Sissi, fred, Kiki: If you have tens of mikan a day, you will know what I mean. Your hands (and other parts of your body) turn yellowish not because of peeling but the pigment
that enters your body through the digestive system.

Come to think of it, reitou mikan is probably the only frozen citrus fruit I have ever had. I'll give other citrus fruits a try!

Kiki said...

For other citruses: Guess Kumquats (キンカン) should freeze nicley. I will use these first.

I did'nt know satsumas contain so much carotenoid. Found this:
"Carotenoid concentration and composition vary greatly among citrus varieties and depend on the growing conditions (Gross, 1987). During citrus fruit development, massive accumulation of carotenoids occurred concomitantly with the degradation of chlorophyll. Mandarin varieties, such as Satsuma mandarin (Citrus unshiu Marc.), accumulated β-cryptoxanthin (β-cry) predominantly in the flavedo and juice sacs in mature fruit [..]" http://www.ncbi.nlm.nih.gov/pmc/articles/PMC344557/

Maybe its because of your climate and soil conditions in Japan Mikans contain so many carotenoid and other Satsumas from spain don't.

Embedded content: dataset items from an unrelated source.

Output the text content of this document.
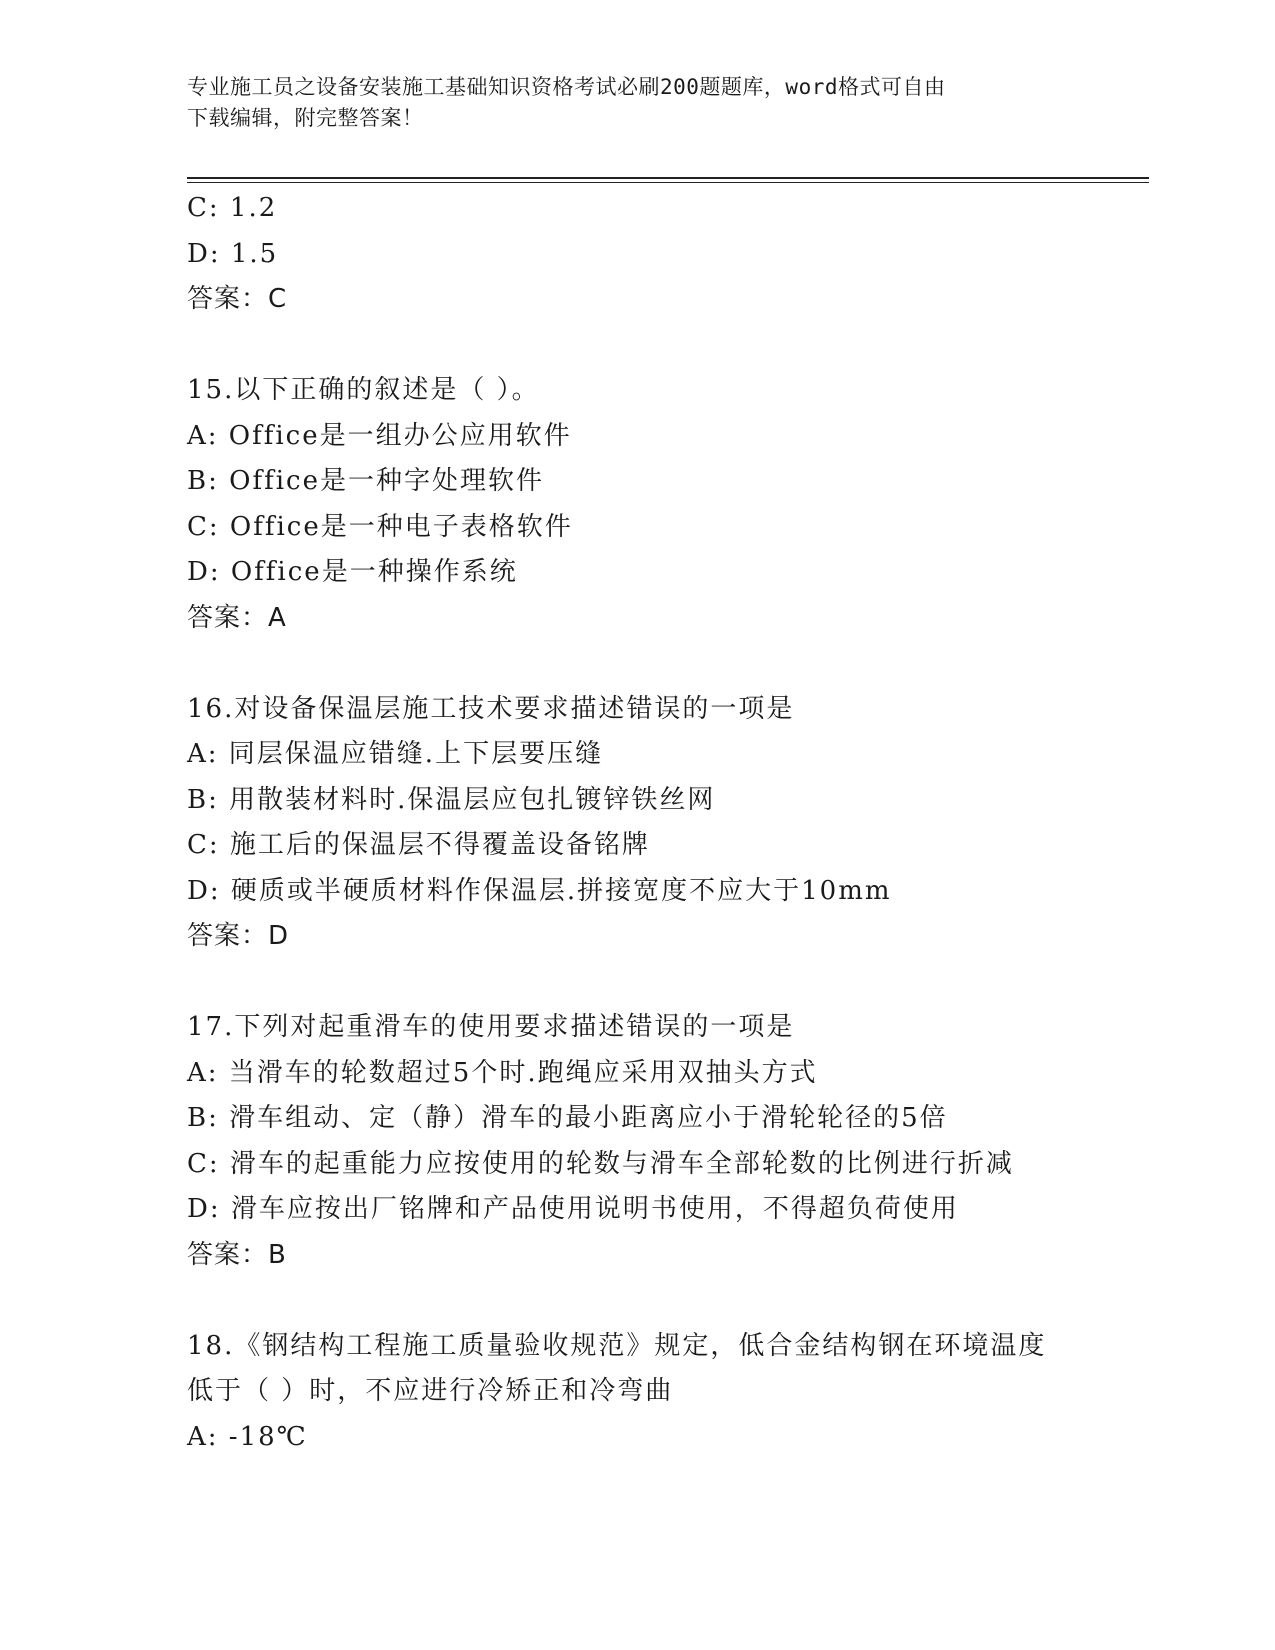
专业施工员之设备安装施工基础知识资格考试必刷200题题库，word格式可自由
下载编辑，附完整答案！
C: 1.2
D: 1.5
答案：C
15.以下正确的叙述是（ ）。
A: Office是一组办公应用软件
B: Office是一种字处理软件
C: Office是一种电子表格软件
D: Office是一种操作系统
答案：A
16.对设备保温层施工技术要求描述错误的一项是
A: 同层保温应错缝.上下层要压缝
B: 用散装材料时.保温层应包扎镀锌铁丝网
C: 施工后的保温层不得覆盖设备铭牌
D: 硬质或半硬质材料作保温层.拼接宽度不应大于10mm
答案：D
17.下列对起重滑车的使用要求描述错误的一项是
A: 当滑车的轮数超过5个时.跑绳应采用双抽头方式
B: 滑车组动、定（静）滑车的最小距离应小于滑轮轮径的5倍
C: 滑车的起重能力应按使用的轮数与滑车全部轮数的比例进行折减
D: 滑车应按出厂铭牌和产品使用说明书使用，不得超负荷使用
答案：B
18.《钢结构工程施工质量验收规范》规定，低合金结构钢在环境温度
低于（ ）时，不应进行冷矫正和冷弯曲
A: -18℃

At the moment I am eating tons of apricots (fresh from france, 2 mg carotenoid per 100 g) but not switching colour (laugh).
Btw. I am going to buy the mangas - they seem to be rather easy to read (with the help of my dictionary and plenty of time..). Thanks to your pictures.

Hiroyuki said...

Kiki: Yes, kinkan should freeze well. I found one example:
1箱(500g 30個~35個) 3,150円
3,150 yen for 30-35 pieces!?

I first tried natsumikan. Will post about the results later.

First the video set and then the manga!? (laugh)

YSC said...

Hi Hiroyuki - yes, I wonder whether Japanese mikan have more carotenoid. In my childhood, I remember my hands were yellow in winter as well, although it might also be because of the sheer quantity of mikan that we ate... After moving to other countries, I've never experienced that again.

Hiroyuki said...

YSC: Thank you for your comment.

I only know that mikan contain a large amount of β-cryptoxanthin (a type of carotenoid), which combines with fatty acids in the blood and is eventually stored in fat cells.